Rs 500, Rs 1,000 notes ban: Mild Anil Bokil is the quiet catalyst of India's massive cash spin
The Prime Minister was apparently so engrossed with the proposed idea that he spent over two hours, far more than his schedule actually allotted to the CA and ended up discussing the methods to fight the problem.
Behind Prime Minister Narendra Modi's dramatic announcement demonitising Rs 500 and Rs 1,000 currency notes in one stroke to battle the menace of black money, there is one low-profile unassuming individual who motivated the PM to take such a bold step — Anil Bokil founder of Maharashtra based NGO, Arthkranti Pratisthtan.
Unlike the many mavericks on the streets who outrageously demonstrate their 'patriotism', the Aurangabad-based mechanical engineer and chartered accountant Bokil has always been a silent crusader looking for ways and methods to protect India's bleeding economy from the evils of black money.
Thinking ahead of his times, Bokil was always aware of the harm that physical money would cause in the long run and realised how crucial it was for the country to go digital on money matters.
"We are more into physical transaction involving cash (compared to other countries). Because of the physical exchange of cash we do not have any records of the cash transactions between two individuals who have entered into an exchange of money...We should encourage bank transactions or electronic payment modes," he had apparently told ETV Marathi in 2009 itself.
According to a report on India.com, Bokil met PM Modi in 2013 where he was given less than 10 minutes to present his strategy to the PM on how black money that was profusely circulating in the country could be tackled.

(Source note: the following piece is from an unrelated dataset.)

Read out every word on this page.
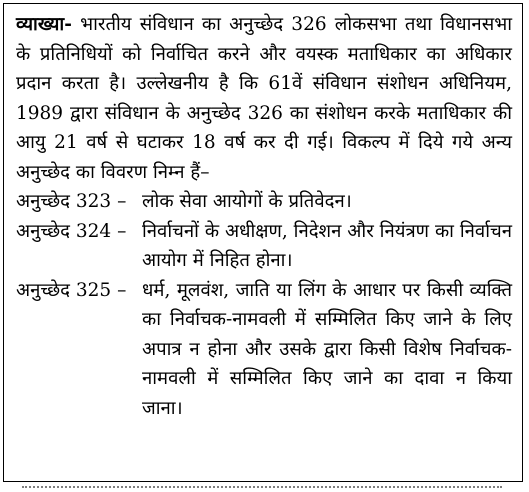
व्याख्या- भारतीय संविधान का अनुच्छेद 326 लोकसभा तथा विधानसभा के प्रतिनिधियों को निर्वाचित करने और वयस्क मताधिकार का अधिकार प्रदान करता है। उल्लेखनीय है कि 61वें संविधान संशोधन अधिनियम, 1989 द्वारा संविधान के अनुच्छेद 326 का संशोधन करके मताधिकार की आयु 21 वर्ष से घटाकर 18 वर्ष कर दी गई। विकल्प में दिये गये अन्य अनुच्छेद का विवरण निम्न हैं–
अनुच्छेद 323 – लोक सेवा आयोगों के प्रतिवेदन।
अनुच्छेद 324 – निर्वाचनों के अधीक्षण, निदेशन और नियंत्रण का निर्वाचन आयोग में निहित होना।
अनुच्छेद 325 – धर्म, मूलवंश, जाति या लिंग के आधार पर किसी व्यक्ति का निर्वाचक-नामवली में सम्मिलित किए जाने के लिए अपात्र न होना और उसके द्वारा किसी विशेष निर्वाचक-नामवली में सम्मिलित किए जाने का दावा न किया जाना।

The Prime Minister was apparently so engrossed with the proposed idea that he spent over two hours, far more than his schedule actually allotted to the CA and ended up discussing the methods to fight the problem. One of such method was the immediate stop on the circulation of high denomination currency notes.
A Facebook page that is maintained by his organisation Arthkranti Pratisthtan (Trust) said that "the plight of unemployed workers in industrial zone during Industrial recession in 1996" when he was associated with a cluster of engineering workshops in Maharashtra's Aurangabad MIDC actually motivated him to enter into the terrain of the economy and economics.
He soon realised that it was paramount India becomes self-sustainable and a corruption free money zone was essential for it.